Maze reached down and dragged her hands over Kass' slim waist as she helped ease Kass over the gap. They were kissing again in an instant and Maze pushed her hands up along the waistband of Kass' sweatpants. She inched them up, fingers grazing the skin above Kass' waistband until her hands were flat against Kass' skin.

Her thumbs arced down along Kass' hipbones to squeeze her dense obliques. Kass shuddered against her lips, her ass lifting up from Maze's legs as she pushed a hand against the seat just above Maze's shoulder. "Thin ice, Maisy," she warned, eyes sharp in the dim light.

Ticklish? Maze thought, and it reminded her of the beach.

She pushed her hands up further, keeping her touch light and feathering along the surface of Kass' skin. The sweatshirt bunched up under her hands. Her thumbs grazed underneath the elastic band of Kass' sports bra and there, Kass released a shuddered breath. She raised her hands over her head so the two of them could shuck her sweatshirt off, which Kass flicked haphazardly to the side with one hand.

"God," Kass said, shoving her hands up into Maze's hair. Maze's head jerked back, a smile on her face as Kass ruffled her hair to and fro, back and forth, and every-which-way. "It isn't fair."

"What isn't?" Maze said. Her lips were still tingling—in fact, every damn part of her was tingling (though, one certain part she wasn't willing to admit to).

Kass nipped at Maze's lips, pulling her bottom lip down before she licked her way down Maze's jaw. "You're so—fucking—unreal. It isn't fair," Kass ground out between bites to Maze's throat.

Maze laughed, almost nervously, and said, "No I'm not."

"Shut up."

"I'm serious," she giggled, rubbing her shoulder up against a particularly sensitive spot Kass was nibbling on. Kass pulled back when Maze reached up to tug on the collar of her shirt.

It was the seatbelt scar, painfully and obviously marked by broken blood vessels and the like. Kass studied it, eyes flitting across the mark and what she could see of it.

After a moment, Kass' hands found the hem of Maze's shirt. Maze immediately stopped her. They stared at one another, breathless, until Kass dropped her eyes back down and rolled up the hem of Maze's shirt. There was a patch of skin the shape of an iron pressed over her pelvis and up onto her stomach. It was dark red and nearly purple, and the skin along the edges was puckered. The sharp tip of it, however, dragged a trail of stitches that looked like a wrinkle over her abdomen.

Kass laid her palm over it. Her hands were warm—hot, even—and the sound that came out of Maze's mouth could only be described as erotic. She slapped a hand over her mouth, laughing, and Kass gawked at her just before smacking her upside the head.

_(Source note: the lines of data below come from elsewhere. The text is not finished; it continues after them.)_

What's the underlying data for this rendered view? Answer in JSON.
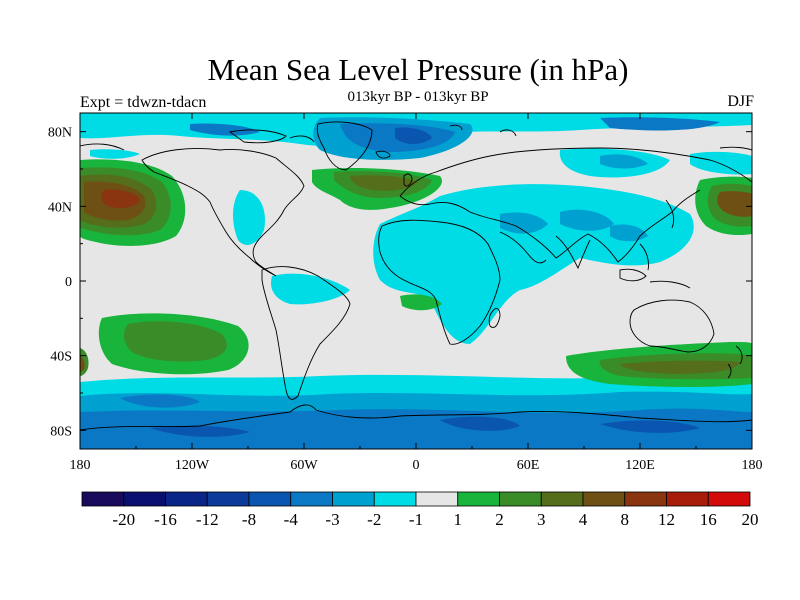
{
  "title": "Mean Sea Level Pressure (in hPa)",
  "subtitle": "013kyr BP - 013kyr BP",
  "left_label": "Expt = tdwzn-tdacn",
  "right_label": "DJF",
  "colors": {
    "background": "#ffffff",
    "map_neutral": "#e6e6e6",
    "coast": "#000000"
  },
  "map": {
    "projection": "cylindrical equidistant",
    "lon_range": [
      -180,
      180
    ],
    "lat_range": [
      -90,
      90
    ],
    "lat_ticks": [
      "80N",
      "40N",
      "0",
      "40S",
      "80S"
    ],
    "lon_ticks": [
      "180",
      "120W",
      "60W",
      "0",
      "60E",
      "120E",
      "180"
    ]
  },
  "colorbar": {
    "labels": [
      "-20",
      "-16",
      "-12",
      "-8",
      "-4",
      "-3",
      "-2",
      "-1",
      "1",
      "2",
      "3",
      "4",
      "8",
      "12",
      "16",
      "20"
    ],
    "colors": [
      "#1a0a5c",
      "#0a1070",
      "#0a2588",
      "#0a3a9a",
      "#0a55b0",
      "#0a78c4",
      "#00a0d0",
      "#00dce6",
      "#e6e6e6",
      "#18b43c",
      "#3a8c28",
      "#556e1c",
      "#6e5014",
      "#8a3410",
      "#a81c0a",
      "#d20a0a"
    ]
  }
}
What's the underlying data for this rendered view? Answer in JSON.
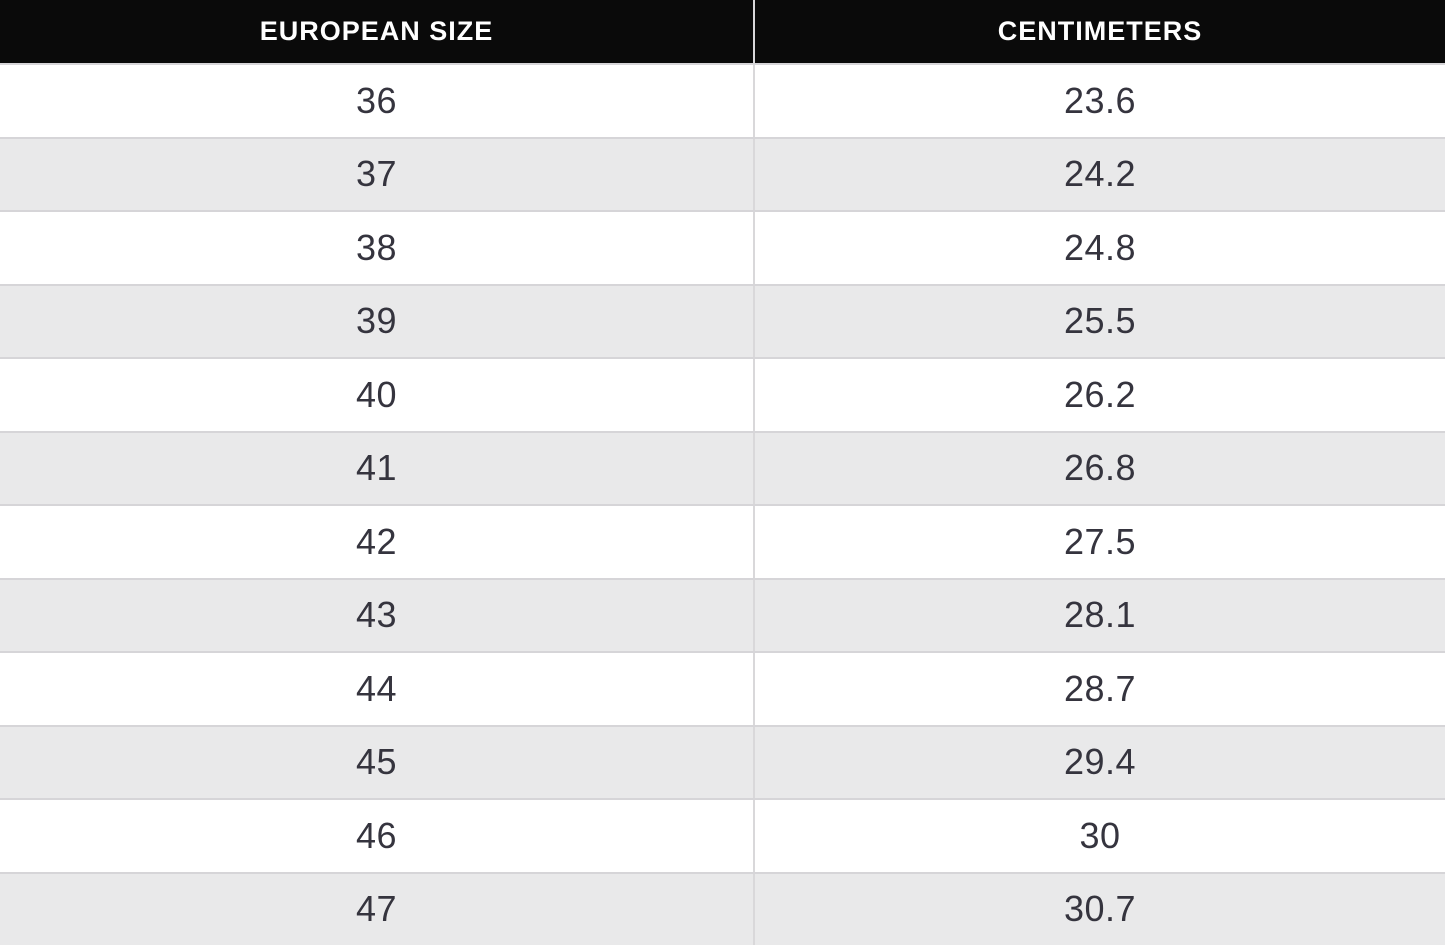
{
  "table": {
    "columns": [
      {
        "label": "EUROPEAN SIZE"
      },
      {
        "label": "CENTIMETERS"
      }
    ],
    "rows": [
      {
        "size": "36",
        "cm": "23.6"
      },
      {
        "size": "37",
        "cm": "24.2"
      },
      {
        "size": "38",
        "cm": "24.8"
      },
      {
        "size": "39",
        "cm": "25.5"
      },
      {
        "size": "40",
        "cm": "26.2"
      },
      {
        "size": "41",
        "cm": "26.8"
      },
      {
        "size": "42",
        "cm": "27.5"
      },
      {
        "size": "43",
        "cm": "28.1"
      },
      {
        "size": "44",
        "cm": "28.7"
      },
      {
        "size": "45",
        "cm": "29.4"
      },
      {
        "size": "46",
        "cm": "30"
      },
      {
        "size": "47",
        "cm": "30.7"
      }
    ]
  },
  "colors": {
    "header_bg": "#0a0a0a",
    "header_text": "#ffffff",
    "row_bg": "#ffffff",
    "row_alt_bg": "#e9e9ea",
    "divider": "#d6d5d8",
    "cell_text": "#35343e"
  },
  "chart_data": {
    "type": "table",
    "columns": [
      "EUROPEAN SIZE",
      "CENTIMETERS"
    ],
    "rows": [
      [
        36,
        23.6
      ],
      [
        37,
        24.2
      ],
      [
        38,
        24.8
      ],
      [
        39,
        25.5
      ],
      [
        40,
        26.2
      ],
      [
        41,
        26.8
      ],
      [
        42,
        27.5
      ],
      [
        43,
        28.1
      ],
      [
        44,
        28.7
      ],
      [
        45,
        29.4
      ],
      [
        46,
        30
      ],
      [
        47,
        30.7
      ]
    ]
  }
}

"Please tell me that was intentional."

"I don't know! Maybe!" Maze cried, laughing hysterically.

Kass grabbed her by the head and shook her back and forth, seething, "You're such a little—" before a pair of headlights swept into the lot and directly over them.

It was Declan's car, and the only reason Maze could tell that beyond the lights was because of the horn that blared at them.

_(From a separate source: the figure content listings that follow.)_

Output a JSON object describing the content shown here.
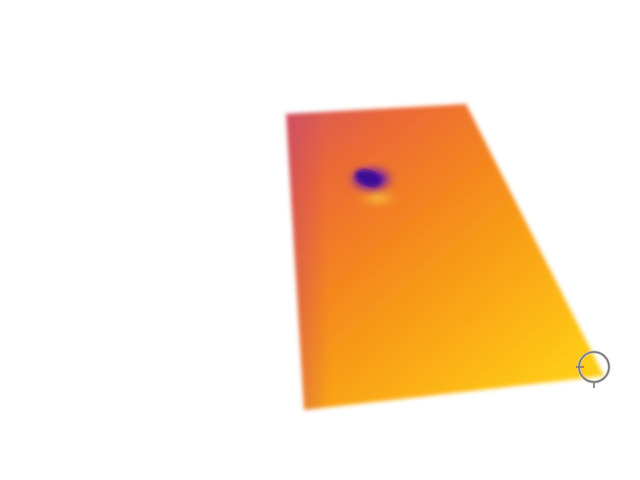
{
  "image": {
    "background_color": "#ffffff",
    "thermal_palette": {
      "cool": "#4a0fa0",
      "mid_cool": "#c04080",
      "warm": "#f07818",
      "hot": "#ffd21a"
    },
    "subject": "thermal-imaged-rectangular-slab",
    "hotspot": "cold-spot-purple",
    "cursor_icon": "crosshair-circle-icon"
  }
}
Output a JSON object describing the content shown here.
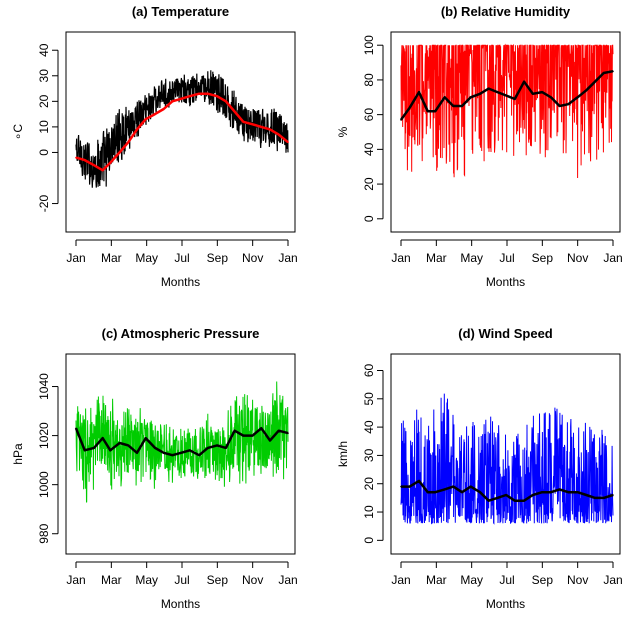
{
  "chart_data": [
    {
      "type": "line",
      "title": "(a) Temperature",
      "xlabel": "Months",
      "ylabel": "∘C",
      "x_ticks": [
        "Jan",
        "Mar",
        "May",
        "Jul",
        "Sep",
        "Nov",
        "Jan"
      ],
      "xlim": [
        0,
        365
      ],
      "ylim": [
        -28,
        44
      ],
      "y_ticks": [
        -20,
        0,
        10,
        20,
        30,
        40
      ],
      "series": [
        {
          "kind": "daily-range",
          "color": "#000000",
          "x_day": [
            0,
            15,
            31,
            46,
            59,
            75,
            90,
            105,
            120,
            136,
            151,
            166,
            181,
            196,
            212,
            227,
            243,
            258,
            273,
            288,
            304,
            319,
            334,
            349,
            365
          ],
          "low": [
            -10,
            -14,
            -17,
            -18,
            -12,
            -5,
            0,
            5,
            8,
            14,
            16,
            18,
            17,
            16,
            18,
            17,
            14,
            10,
            5,
            3,
            2,
            0,
            0,
            -1,
            -2
          ],
          "high": [
            11,
            8,
            5,
            10,
            14,
            19,
            21,
            23,
            25,
            28,
            29,
            30,
            31,
            32,
            32,
            33,
            34,
            28,
            25,
            22,
            19,
            19,
            20,
            20,
            12
          ]
        },
        {
          "kind": "smooth",
          "color": "#ff0000",
          "x_day": [
            0,
            15,
            31,
            46,
            59,
            75,
            90,
            105,
            120,
            136,
            151,
            166,
            181,
            196,
            212,
            227,
            243,
            258,
            273,
            288,
            304,
            319,
            334,
            349,
            365
          ],
          "values": [
            -2,
            -3,
            -5,
            -7,
            -4,
            0,
            4,
            9,
            13,
            15,
            17,
            20,
            21,
            22,
            23,
            23,
            22,
            20,
            16,
            12,
            11,
            10,
            9,
            7,
            4
          ]
        }
      ]
    },
    {
      "type": "line",
      "title": "(b) Relative Humidity",
      "xlabel": "Months",
      "ylabel": "%",
      "x_ticks": [
        "Jan",
        "Mar",
        "May",
        "Jul",
        "Sep",
        "Nov",
        "Jan"
      ],
      "xlim": [
        0,
        365
      ],
      "ylim": [
        -3,
        103
      ],
      "y_ticks": [
        0,
        20,
        40,
        60,
        80,
        100
      ],
      "series": [
        {
          "kind": "daily-range",
          "color": "#ff0000",
          "x_day": [
            0,
            15,
            31,
            46,
            59,
            75,
            90,
            105,
            120,
            136,
            151,
            166,
            181,
            196,
            212,
            227,
            243,
            258,
            273,
            288,
            304,
            319,
            334,
            349,
            365
          ],
          "low": [
            27,
            25,
            30,
            28,
            22,
            18,
            20,
            17,
            25,
            28,
            30,
            32,
            32,
            35,
            30,
            28,
            30,
            25,
            30,
            35,
            18,
            30,
            30,
            32,
            35
          ],
          "high": [
            100,
            100,
            100,
            100,
            100,
            100,
            100,
            100,
            100,
            100,
            100,
            100,
            100,
            100,
            100,
            100,
            100,
            100,
            100,
            100,
            100,
            100,
            100,
            100,
            100
          ]
        },
        {
          "kind": "smooth",
          "color": "#000000",
          "x_day": [
            0,
            15,
            31,
            46,
            59,
            75,
            90,
            105,
            120,
            136,
            151,
            166,
            181,
            196,
            212,
            227,
            243,
            258,
            273,
            288,
            304,
            319,
            334,
            349,
            365
          ],
          "values": [
            57,
            64,
            73,
            62,
            62,
            70,
            65,
            65,
            70,
            72,
            75,
            73,
            71,
            69,
            79,
            72,
            73,
            70,
            65,
            66,
            70,
            74,
            79,
            84,
            85
          ]
        }
      ]
    },
    {
      "type": "line",
      "title": "(c) Atmospheric Pressure",
      "xlabel": "Months",
      "ylabel": "hPa",
      "x_ticks": [
        "Jan",
        "Mar",
        "May",
        "Jul",
        "Sep",
        "Nov",
        "Jan"
      ],
      "xlim": [
        0,
        365
      ],
      "ylim": [
        975,
        1050
      ],
      "y_ticks": [
        980,
        1000,
        1020,
        1040
      ],
      "series": [
        {
          "kind": "daily-range",
          "color": "#00cc00",
          "x_day": [
            0,
            15,
            31,
            46,
            59,
            75,
            90,
            105,
            120,
            136,
            151,
            166,
            181,
            196,
            212,
            227,
            243,
            258,
            273,
            288,
            304,
            319,
            334,
            349,
            365
          ],
          "low": [
            1003,
            988,
            995,
            1000,
            995,
            996,
            1000,
            998,
            1000,
            995,
            1002,
            1000,
            1000,
            1002,
            1000,
            1002,
            998,
            998,
            1000,
            996,
            1000,
            1000,
            1000,
            990,
            1005
          ],
          "high": [
            1038,
            1037,
            1035,
            1041,
            1039,
            1030,
            1038,
            1030,
            1035,
            1030,
            1027,
            1025,
            1025,
            1028,
            1025,
            1030,
            1028,
            1030,
            1040,
            1045,
            1037,
            1035,
            1038,
            1046,
            1038
          ]
        },
        {
          "kind": "smooth",
          "color": "#000000",
          "x_day": [
            0,
            15,
            31,
            46,
            59,
            75,
            90,
            105,
            120,
            136,
            151,
            166,
            181,
            196,
            212,
            227,
            243,
            258,
            273,
            288,
            304,
            319,
            334,
            349,
            365
          ],
          "values": [
            1023,
            1014,
            1015,
            1019,
            1014,
            1017,
            1016,
            1013,
            1019,
            1015,
            1013,
            1012,
            1013,
            1014,
            1012,
            1015,
            1016,
            1015,
            1022,
            1020,
            1020,
            1023,
            1018,
            1022,
            1021
          ]
        }
      ]
    },
    {
      "type": "line",
      "title": "(d) Wind Speed",
      "xlabel": "Months",
      "ylabel": "km/h",
      "x_ticks": [
        "Jan",
        "Mar",
        "May",
        "Jul",
        "Sep",
        "Nov",
        "Jan"
      ],
      "xlim": [
        0,
        365
      ],
      "ylim": [
        -2,
        63
      ],
      "y_ticks": [
        0,
        10,
        20,
        30,
        40,
        50,
        60
      ],
      "series": [
        {
          "kind": "daily-range",
          "color": "#0000ff",
          "x_day": [
            0,
            15,
            31,
            46,
            59,
            75,
            90,
            105,
            120,
            136,
            151,
            166,
            181,
            196,
            212,
            227,
            243,
            258,
            273,
            288,
            304,
            319,
            334,
            349,
            365
          ],
          "low": [
            6,
            6,
            6,
            6,
            6,
            6,
            6,
            6,
            6,
            6,
            6,
            6,
            6,
            6,
            6,
            6,
            6,
            6,
            6,
            6,
            6,
            6,
            6,
            6,
            6
          ],
          "high": [
            48,
            45,
            47,
            42,
            48,
            52,
            49,
            46,
            44,
            40,
            47,
            43,
            38,
            42,
            40,
            45,
            50,
            48,
            46,
            44,
            49,
            46,
            43,
            41,
            40
          ]
        },
        {
          "kind": "smooth",
          "color": "#000000",
          "x_day": [
            0,
            15,
            31,
            46,
            59,
            75,
            90,
            105,
            120,
            136,
            151,
            166,
            181,
            196,
            212,
            227,
            243,
            258,
            273,
            288,
            304,
            319,
            334,
            349,
            365
          ],
          "values": [
            19,
            19,
            21,
            17,
            17,
            18,
            19,
            17,
            19,
            17,
            14,
            15,
            16,
            14,
            14,
            16,
            17,
            17,
            18,
            17,
            17,
            16,
            15,
            15,
            16
          ]
        }
      ]
    }
  ]
}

Maze startled with a curse, dropping her hand over her eyes as Kass sighed, "Fun's over," and got out of the passenger's seat.

Maze plucked up Kass' sweatshirt and held it out the window, saying, "Hey, don't forget this."

Kass waved her off and stepped around the hood of the car and glared at Declan over the lights. Declan flicked the lights off and back on, grinning like a maniac as he leant out the driver's window and shouted, "Let's get this show on the road, girls!"

"I am the fucking show!" Kass shouted back and smacked her ass.

Maze groaned, covering her face with Kass' shirt and slumping out of sight from Declan's phone, which was likely recording the entire affair.